A Story by Hillary Mantel, "The Present Tense," London Review of Books, Jan. 7, 2016
In what is otherwise a realistic story, about teaching in a third world country, the teacher injects a bit of fantasy in making up a tale to tell her students. About a man whose head got turned around backwards. The fantasy infects the reader, grows inside, so that we end up with something like this, part Hillary and part Hillary+reader:
"A man went off to work one day and came home to his wife with his head turned backwards on his shoulders. His bare feet were as long as his calves, his toes were fat, arthritically so, and he wriggled his fat arthritic toes as he walked, grinning from ear to ear out of his bassackwards-fitting head, exposing blockish teeth like gravestones."This is writing with verve. Don't you think so?

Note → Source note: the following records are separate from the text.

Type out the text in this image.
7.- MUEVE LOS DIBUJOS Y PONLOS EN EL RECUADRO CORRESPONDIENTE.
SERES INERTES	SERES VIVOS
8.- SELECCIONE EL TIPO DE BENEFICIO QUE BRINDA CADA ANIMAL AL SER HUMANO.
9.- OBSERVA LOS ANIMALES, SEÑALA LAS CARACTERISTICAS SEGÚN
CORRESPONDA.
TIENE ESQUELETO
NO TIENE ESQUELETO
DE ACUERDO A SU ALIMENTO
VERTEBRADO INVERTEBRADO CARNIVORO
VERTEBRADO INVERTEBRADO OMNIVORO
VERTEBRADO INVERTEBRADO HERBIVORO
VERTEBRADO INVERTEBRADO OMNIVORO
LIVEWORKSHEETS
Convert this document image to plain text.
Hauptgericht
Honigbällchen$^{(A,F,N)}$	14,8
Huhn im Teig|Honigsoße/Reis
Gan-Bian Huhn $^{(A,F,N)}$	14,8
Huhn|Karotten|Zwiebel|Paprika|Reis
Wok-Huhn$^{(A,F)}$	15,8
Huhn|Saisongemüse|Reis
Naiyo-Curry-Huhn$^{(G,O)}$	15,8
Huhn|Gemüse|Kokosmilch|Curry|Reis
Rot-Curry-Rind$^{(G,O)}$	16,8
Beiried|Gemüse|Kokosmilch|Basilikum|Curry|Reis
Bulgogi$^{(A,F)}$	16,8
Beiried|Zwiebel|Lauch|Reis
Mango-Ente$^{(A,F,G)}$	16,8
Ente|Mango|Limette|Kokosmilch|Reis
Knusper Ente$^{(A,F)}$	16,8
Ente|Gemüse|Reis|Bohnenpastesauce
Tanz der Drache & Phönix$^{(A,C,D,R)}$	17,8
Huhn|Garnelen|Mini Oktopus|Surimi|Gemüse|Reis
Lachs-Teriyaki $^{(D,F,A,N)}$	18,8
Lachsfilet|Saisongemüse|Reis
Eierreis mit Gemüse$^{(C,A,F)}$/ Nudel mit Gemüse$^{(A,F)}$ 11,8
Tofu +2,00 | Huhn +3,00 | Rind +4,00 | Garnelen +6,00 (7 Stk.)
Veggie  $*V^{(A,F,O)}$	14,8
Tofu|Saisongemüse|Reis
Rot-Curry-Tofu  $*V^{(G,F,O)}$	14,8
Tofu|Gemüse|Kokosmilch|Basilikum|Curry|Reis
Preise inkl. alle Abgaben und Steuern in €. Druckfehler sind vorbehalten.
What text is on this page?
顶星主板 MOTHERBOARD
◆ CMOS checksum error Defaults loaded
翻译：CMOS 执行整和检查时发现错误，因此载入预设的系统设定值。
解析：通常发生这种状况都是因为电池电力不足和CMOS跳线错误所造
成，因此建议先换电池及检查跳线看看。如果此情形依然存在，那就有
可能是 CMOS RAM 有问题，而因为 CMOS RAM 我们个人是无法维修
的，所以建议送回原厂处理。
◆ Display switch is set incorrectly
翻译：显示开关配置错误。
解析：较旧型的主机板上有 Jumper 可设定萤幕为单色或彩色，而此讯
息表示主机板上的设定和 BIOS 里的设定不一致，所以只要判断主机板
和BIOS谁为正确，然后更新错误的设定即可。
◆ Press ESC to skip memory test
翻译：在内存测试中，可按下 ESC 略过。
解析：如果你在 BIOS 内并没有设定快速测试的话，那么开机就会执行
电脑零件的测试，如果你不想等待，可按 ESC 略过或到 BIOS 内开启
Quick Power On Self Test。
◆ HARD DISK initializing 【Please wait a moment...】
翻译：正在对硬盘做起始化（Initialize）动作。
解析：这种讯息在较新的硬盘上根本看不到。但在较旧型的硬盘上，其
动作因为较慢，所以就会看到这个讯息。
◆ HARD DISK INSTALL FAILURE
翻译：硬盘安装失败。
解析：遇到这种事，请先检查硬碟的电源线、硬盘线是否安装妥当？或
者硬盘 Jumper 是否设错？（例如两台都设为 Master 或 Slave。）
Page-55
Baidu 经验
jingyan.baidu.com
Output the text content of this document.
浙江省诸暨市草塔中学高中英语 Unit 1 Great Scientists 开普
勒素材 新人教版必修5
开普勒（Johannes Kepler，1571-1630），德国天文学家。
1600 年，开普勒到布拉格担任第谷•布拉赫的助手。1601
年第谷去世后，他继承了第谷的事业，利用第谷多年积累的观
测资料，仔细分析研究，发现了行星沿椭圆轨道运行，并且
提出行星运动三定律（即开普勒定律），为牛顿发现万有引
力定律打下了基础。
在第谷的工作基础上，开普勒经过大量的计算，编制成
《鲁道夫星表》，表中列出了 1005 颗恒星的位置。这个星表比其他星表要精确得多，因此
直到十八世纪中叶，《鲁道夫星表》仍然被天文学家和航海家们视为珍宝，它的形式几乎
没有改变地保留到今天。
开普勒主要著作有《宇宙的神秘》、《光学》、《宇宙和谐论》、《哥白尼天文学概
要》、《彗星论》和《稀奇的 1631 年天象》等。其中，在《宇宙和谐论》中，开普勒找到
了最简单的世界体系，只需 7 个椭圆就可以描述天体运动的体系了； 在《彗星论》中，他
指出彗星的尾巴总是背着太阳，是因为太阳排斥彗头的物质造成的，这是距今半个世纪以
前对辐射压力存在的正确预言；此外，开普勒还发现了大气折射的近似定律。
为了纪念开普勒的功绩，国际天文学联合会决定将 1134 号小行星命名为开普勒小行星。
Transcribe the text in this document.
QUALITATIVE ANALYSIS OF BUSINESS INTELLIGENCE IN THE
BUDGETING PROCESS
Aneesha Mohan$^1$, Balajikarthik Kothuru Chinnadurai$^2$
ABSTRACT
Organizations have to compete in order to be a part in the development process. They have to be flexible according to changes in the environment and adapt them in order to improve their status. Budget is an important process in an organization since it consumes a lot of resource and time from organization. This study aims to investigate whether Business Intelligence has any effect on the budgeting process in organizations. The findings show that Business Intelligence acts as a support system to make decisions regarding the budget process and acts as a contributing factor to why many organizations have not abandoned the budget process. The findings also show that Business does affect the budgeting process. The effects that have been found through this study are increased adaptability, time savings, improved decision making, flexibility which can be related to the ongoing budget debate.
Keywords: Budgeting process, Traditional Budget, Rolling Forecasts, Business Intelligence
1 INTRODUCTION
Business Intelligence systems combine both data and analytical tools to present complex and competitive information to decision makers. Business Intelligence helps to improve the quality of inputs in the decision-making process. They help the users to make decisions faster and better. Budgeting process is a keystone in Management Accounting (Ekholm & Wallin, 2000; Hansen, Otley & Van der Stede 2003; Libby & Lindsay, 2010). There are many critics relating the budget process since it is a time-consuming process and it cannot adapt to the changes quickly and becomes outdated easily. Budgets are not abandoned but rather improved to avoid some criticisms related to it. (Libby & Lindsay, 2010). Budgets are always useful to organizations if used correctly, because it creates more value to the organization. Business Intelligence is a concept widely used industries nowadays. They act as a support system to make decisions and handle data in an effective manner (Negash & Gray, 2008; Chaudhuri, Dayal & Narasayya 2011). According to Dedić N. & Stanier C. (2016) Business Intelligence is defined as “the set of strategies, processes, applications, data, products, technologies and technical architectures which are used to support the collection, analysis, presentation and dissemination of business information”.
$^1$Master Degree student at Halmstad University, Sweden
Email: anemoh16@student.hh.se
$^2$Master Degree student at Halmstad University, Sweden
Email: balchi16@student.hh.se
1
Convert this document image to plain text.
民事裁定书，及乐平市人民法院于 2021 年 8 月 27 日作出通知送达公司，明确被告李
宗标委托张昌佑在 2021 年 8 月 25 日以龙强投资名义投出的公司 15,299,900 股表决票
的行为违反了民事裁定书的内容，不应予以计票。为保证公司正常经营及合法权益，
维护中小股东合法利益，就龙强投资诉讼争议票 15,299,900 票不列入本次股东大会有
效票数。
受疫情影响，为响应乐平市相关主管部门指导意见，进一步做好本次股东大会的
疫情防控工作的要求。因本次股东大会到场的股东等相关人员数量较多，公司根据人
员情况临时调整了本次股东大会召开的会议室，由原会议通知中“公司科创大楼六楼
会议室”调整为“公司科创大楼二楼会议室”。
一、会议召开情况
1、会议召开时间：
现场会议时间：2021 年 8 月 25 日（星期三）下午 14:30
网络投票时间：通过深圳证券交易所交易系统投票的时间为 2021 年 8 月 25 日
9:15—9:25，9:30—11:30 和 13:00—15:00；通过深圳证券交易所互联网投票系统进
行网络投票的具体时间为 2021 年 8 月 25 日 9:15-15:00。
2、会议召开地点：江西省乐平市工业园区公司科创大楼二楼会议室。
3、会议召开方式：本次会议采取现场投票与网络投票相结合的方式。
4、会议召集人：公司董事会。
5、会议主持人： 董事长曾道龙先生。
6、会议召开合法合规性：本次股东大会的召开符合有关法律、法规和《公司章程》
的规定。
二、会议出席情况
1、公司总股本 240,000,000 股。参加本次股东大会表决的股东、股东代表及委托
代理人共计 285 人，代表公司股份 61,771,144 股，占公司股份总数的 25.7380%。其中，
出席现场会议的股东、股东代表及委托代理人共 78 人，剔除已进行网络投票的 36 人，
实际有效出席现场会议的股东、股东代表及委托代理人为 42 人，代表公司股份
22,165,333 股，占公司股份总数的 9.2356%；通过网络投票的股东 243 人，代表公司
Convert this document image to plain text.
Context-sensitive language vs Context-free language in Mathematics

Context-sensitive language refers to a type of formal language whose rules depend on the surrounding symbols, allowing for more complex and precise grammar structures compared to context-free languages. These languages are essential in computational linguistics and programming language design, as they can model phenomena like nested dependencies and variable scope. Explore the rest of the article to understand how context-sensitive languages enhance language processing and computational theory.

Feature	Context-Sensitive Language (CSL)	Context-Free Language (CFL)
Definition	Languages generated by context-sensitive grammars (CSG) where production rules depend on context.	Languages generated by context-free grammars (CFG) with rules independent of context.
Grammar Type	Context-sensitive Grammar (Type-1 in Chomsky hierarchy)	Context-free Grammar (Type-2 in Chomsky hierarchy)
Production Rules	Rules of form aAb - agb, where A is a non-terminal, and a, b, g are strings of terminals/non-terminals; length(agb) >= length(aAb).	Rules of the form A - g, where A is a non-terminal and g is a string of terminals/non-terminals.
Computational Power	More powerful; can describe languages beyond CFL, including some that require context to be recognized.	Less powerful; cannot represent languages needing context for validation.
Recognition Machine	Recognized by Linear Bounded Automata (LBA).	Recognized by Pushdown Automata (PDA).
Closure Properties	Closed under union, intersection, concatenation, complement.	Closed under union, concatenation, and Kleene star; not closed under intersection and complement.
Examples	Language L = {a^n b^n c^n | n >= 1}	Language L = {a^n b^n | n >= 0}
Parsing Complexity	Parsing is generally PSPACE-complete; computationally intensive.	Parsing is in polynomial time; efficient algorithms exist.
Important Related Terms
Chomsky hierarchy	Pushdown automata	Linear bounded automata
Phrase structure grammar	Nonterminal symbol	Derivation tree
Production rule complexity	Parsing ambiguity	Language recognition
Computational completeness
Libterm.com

Doesn't it beat the run-of-the-mill thing about middle class Americans and their tribulations, told in a style that is dull and pedestrian? You can find the original Mantel story online if you wish, and you can compare what she wrote to the embellished paragraph above.
But the point I make here concerns, precisely, the embellishments. You read something that has a certain creative frisson. Then that spark ignites something inside you, and you become creative, creating new flame out of someone else's creative spark. So goes the creative process down through the ages: art inspiring new art that inspires new art, ad infinitum. Thanks, Hillary.